Fiscal deficit was contained to 1.1 percent of GDP during Q1-FY16, compared to 1.2 percent in the same period of last year. This reduction, despite a substantial increase in development expenditures during Q1-FY16, was due to improvement in tax revenues and containment of current expenditures. The improvement in fiscal accounts may continue in the remaining months of FY16. While additional tax measures announced in October 2015 are expected to contribute to growth in FBR revenues, current spending is likely to remain within target, Wathra said.
He also said that the year-on-year growth in broad money (M2) accelerated largely due to substantial increase in Net Foreign Assets (NFA) of the banking system. The growth in Net Domestic Assets (NDA) of the banking system decelerated despite a pickup in private sector credit. On the liability side, deceleration in growth of deposits and acceleration in currency in circulation are source of concern.

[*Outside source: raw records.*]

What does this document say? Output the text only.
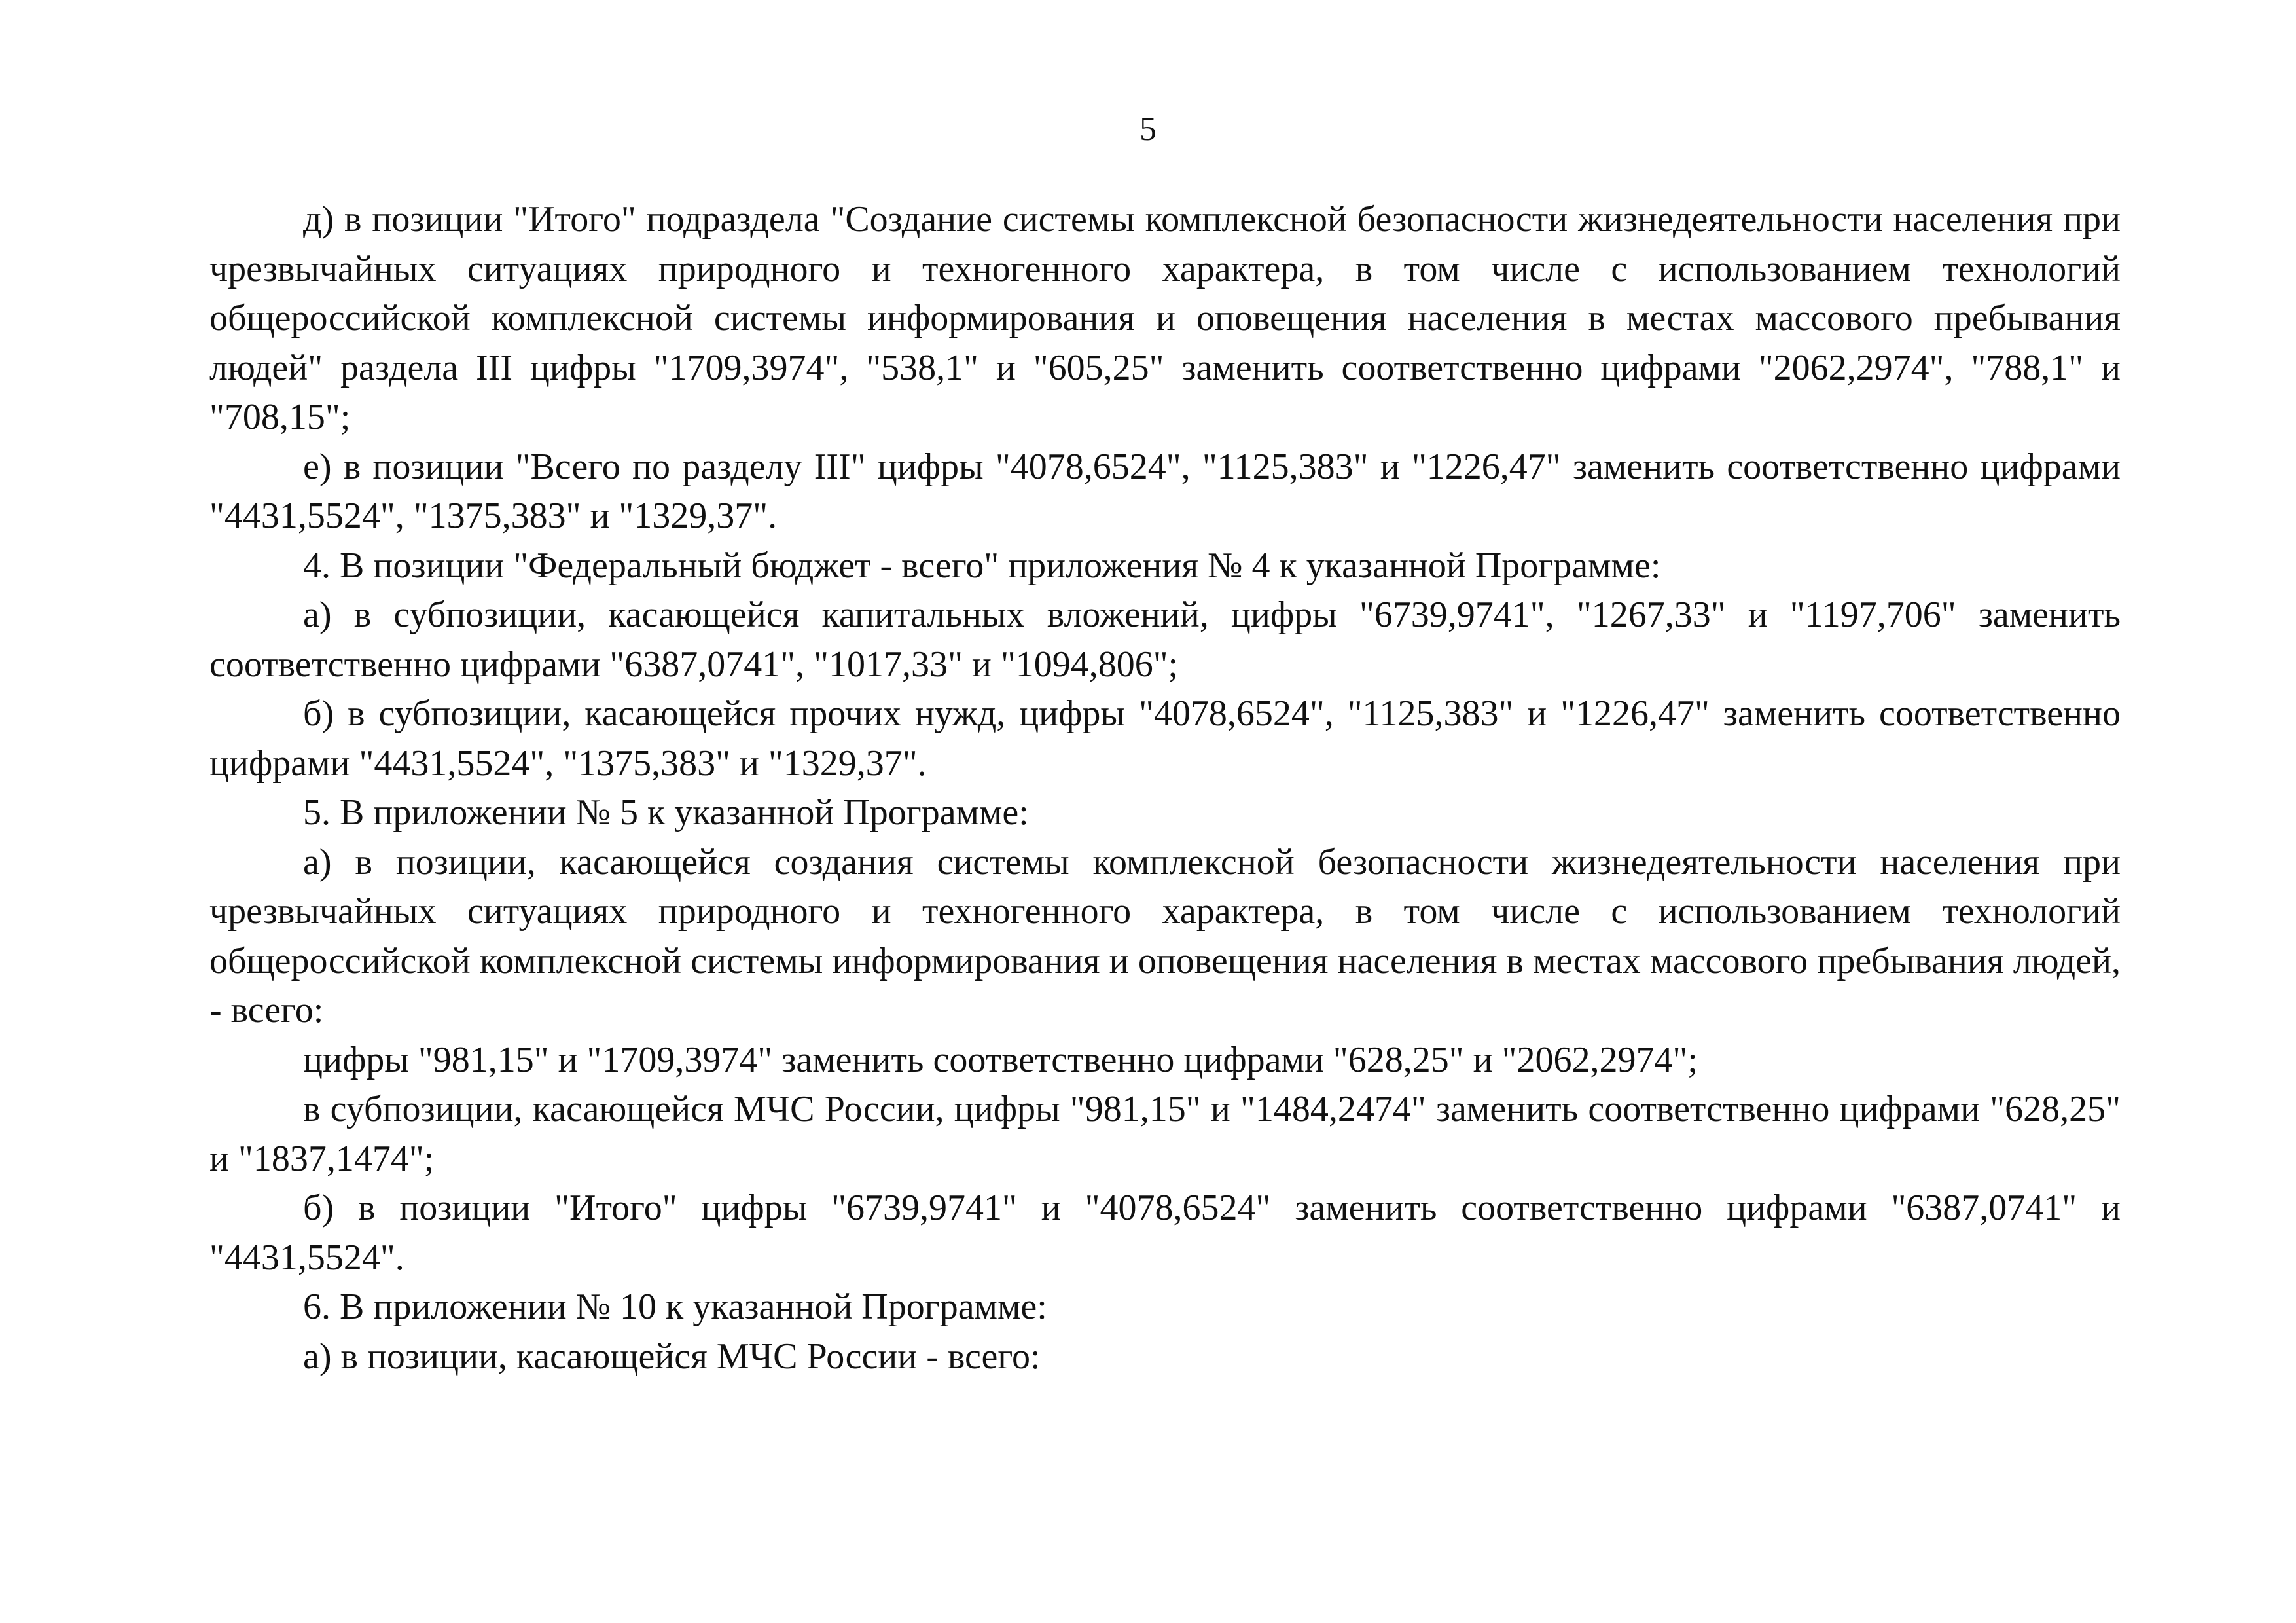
5

д) в позиции "Итого" подраздела "Создание системы комплексной безопасности жизнедеятельности населения при чрезвычайных ситуациях природного и техногенного характера, в том числе с использованием технологий общероссийской комплексной системы информирования и оповещения населения в местах массового пребывания людей" раздела III цифры "1709,3974", "538,1" и "605,25" заменить соответственно цифрами "2062,2974", "788,1" и "708,15";

е) в позиции "Всего по разделу III" цифры "4078,6524", "1125,383" и "1226,47" заменить соответственно цифрами "4431,5524", "1375,383" и "1329,37".

4. В позиции "Федеральный бюджет - всего" приложения № 4 к указанной Программе:

а) в субпозиции, касающейся капитальных вложений, цифры "6739,9741", "1267,33" и "1197,706" заменить соответственно цифрами "6387,0741", "1017,33" и "1094,806";

б) в субпозиции, касающейся прочих нужд, цифры "4078,6524", "1125,383" и "1226,47" заменить соответственно цифрами "4431,5524", "1375,383" и "1329,37".

5. В приложении № 5 к указанной Программе:

а) в позиции, касающейся создания системы комплексной безопасности жизнедеятельности населения при чрезвычайных ситуациях природного и техногенного характера, в том числе с использованием технологий общероссийской комплексной системы информирования и оповещения населения в местах массового пребывания людей, - всего:

цифры "981,15" и "1709,3974" заменить соответственно цифрами "628,25" и "2062,2974";

в субпозиции, касающейся МЧС России, цифры "981,15" и "1484,2474" заменить соответственно цифрами "628,25" и "1837,1474";

б) в позиции "Итого" цифры "6739,9741" и "4078,6524" заменить соответственно цифрами "6387,0741" и "4431,5524".

6. В приложении № 10 к указанной Программе:

а) в позиции, касающейся МЧС России - всего:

The credit to private sector increased by Rs 339.8 billion during H1-FY16 as compared to the Rs 224.5 billion in same period last year. The impact of monetary easing, improved financial conditions of the major corporate sector and better business environment encouraged firms to avail credit not only for working capital requirements but also for fixed investments. Going forward, the improvements in LSM, expansion plans announced by major industries and favourable monetary conditions are expected to provide continued momentum in the demand for credit, he said.